BadEncodingFraudProofService.Subscribe() doesn't need the stutter of BEFP again if the service's concern is befp already

[ramin]

proofs.Type imo

[ramin]

DATA_INCLUSION

[ramin]

stylistic: I think i disagree with a types.proto, the types should maybe be defined where the reset of their usage is (mostly)

[vgonkivs]

I think it makes sense to move definitions to the places where they are used.

[cmwaters]

Agree with this (and this is how I see it done in other repos)

[ramin]

i don't love the developer ergonomics V0 and V1 at the end of the messages, could we consider modularizing more,

api/v1/blobs/v0/proofs.proto
api/v1/blobs/v1/proofs.proto

Then be deliberate about which gets imported and referenced wherever? ie: I think we could them simplify the Request to take one of either version and validate and respond properly in the service, would make the interface nice and clean

[ramin]

i've been thinking, it might be nice to make namespace a distinct type, where the API could then support some nicer features, like submitting in raw text, decode/encode, etc etc. At present, it feels very literal and as designed by someone who knows the internals, vs a developer using the API

[cmwaters]

Great work. Just tried to do a first pass of everything.

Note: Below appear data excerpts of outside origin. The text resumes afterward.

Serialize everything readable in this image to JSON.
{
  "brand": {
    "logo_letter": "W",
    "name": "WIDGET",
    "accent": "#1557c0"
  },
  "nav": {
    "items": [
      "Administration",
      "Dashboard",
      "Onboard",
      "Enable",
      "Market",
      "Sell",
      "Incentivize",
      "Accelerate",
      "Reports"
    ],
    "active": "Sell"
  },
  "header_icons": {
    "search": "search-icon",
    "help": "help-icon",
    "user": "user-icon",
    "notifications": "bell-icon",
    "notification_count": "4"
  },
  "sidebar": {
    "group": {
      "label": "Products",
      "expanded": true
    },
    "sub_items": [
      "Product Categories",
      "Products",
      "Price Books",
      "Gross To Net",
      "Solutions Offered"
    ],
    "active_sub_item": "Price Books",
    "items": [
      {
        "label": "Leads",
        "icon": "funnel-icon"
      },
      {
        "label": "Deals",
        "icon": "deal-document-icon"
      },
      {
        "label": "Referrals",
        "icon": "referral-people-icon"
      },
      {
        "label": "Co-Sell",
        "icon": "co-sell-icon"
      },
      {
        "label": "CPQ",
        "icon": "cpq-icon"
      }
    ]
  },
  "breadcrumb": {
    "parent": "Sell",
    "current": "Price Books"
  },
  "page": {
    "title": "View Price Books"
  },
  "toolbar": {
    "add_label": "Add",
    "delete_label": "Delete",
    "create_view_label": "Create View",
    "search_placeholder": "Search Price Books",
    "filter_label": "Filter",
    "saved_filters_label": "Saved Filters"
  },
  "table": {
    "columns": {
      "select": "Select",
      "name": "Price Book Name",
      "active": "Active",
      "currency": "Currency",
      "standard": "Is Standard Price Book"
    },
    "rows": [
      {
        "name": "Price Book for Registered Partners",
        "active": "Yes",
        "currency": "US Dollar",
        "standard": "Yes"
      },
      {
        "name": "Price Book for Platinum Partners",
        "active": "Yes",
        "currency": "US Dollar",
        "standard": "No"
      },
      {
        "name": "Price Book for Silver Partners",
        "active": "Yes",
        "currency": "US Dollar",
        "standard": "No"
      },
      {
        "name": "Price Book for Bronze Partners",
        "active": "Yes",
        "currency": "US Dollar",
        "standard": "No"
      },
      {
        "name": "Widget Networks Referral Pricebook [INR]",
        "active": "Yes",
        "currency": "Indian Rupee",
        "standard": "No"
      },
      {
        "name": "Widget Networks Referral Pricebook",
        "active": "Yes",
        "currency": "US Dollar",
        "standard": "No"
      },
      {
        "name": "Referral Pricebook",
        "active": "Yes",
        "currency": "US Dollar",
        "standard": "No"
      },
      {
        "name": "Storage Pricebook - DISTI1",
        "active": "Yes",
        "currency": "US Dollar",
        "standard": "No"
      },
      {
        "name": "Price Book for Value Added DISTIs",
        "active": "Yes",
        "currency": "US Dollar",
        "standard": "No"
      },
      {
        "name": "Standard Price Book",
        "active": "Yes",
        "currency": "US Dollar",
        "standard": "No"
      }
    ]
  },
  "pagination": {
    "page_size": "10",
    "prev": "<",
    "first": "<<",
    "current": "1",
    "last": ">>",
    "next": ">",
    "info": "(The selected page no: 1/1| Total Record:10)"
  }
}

A more general topic regarding the proof API. What do you think about prioritising the data root based proving system first before releasing this API?

[cmwaters]

Aren't all options optional?

[cmwaters]

Agree with this (and this is how I see it done in other repos)

[cmwaters]

Is this used anywhere?

[cmwaters]

I would prefer separate v0 and v1 proof services (especially if we plan on deprecating v0 in the future)

[cmwaters]

Semantic nit: I know the usage of Commitment is widespread already but I find it both vague and misleading (to commit over data is to sign over it). To make it more understandable to the users I would separate them into the two data structs they are proving inclusion over:

1. BlobInclusionProofs
2. ShareInclusionProofs (I think the way you have this, this can also be a range)

[cmwaters]

Is this only returned by the SharesAvailable method?

[cmwaters]

What would cause this error? (i.e. more specifically)

[cmwaters]

Are all timeouts handed by gRPC itself i.e. contexts in the case of go. Do they need to be included here?

[cmwaters]

We have subscription options for both blob and fraud servies, why not share services?

I can imagine most base rollups (or rollup full nodes in general) will subscribe to all data in one or more namespaces.

[cmwaters]

Will you also be able to reference a share based on an index (rather than rol and col). Some of the responses return the starting index of a blob.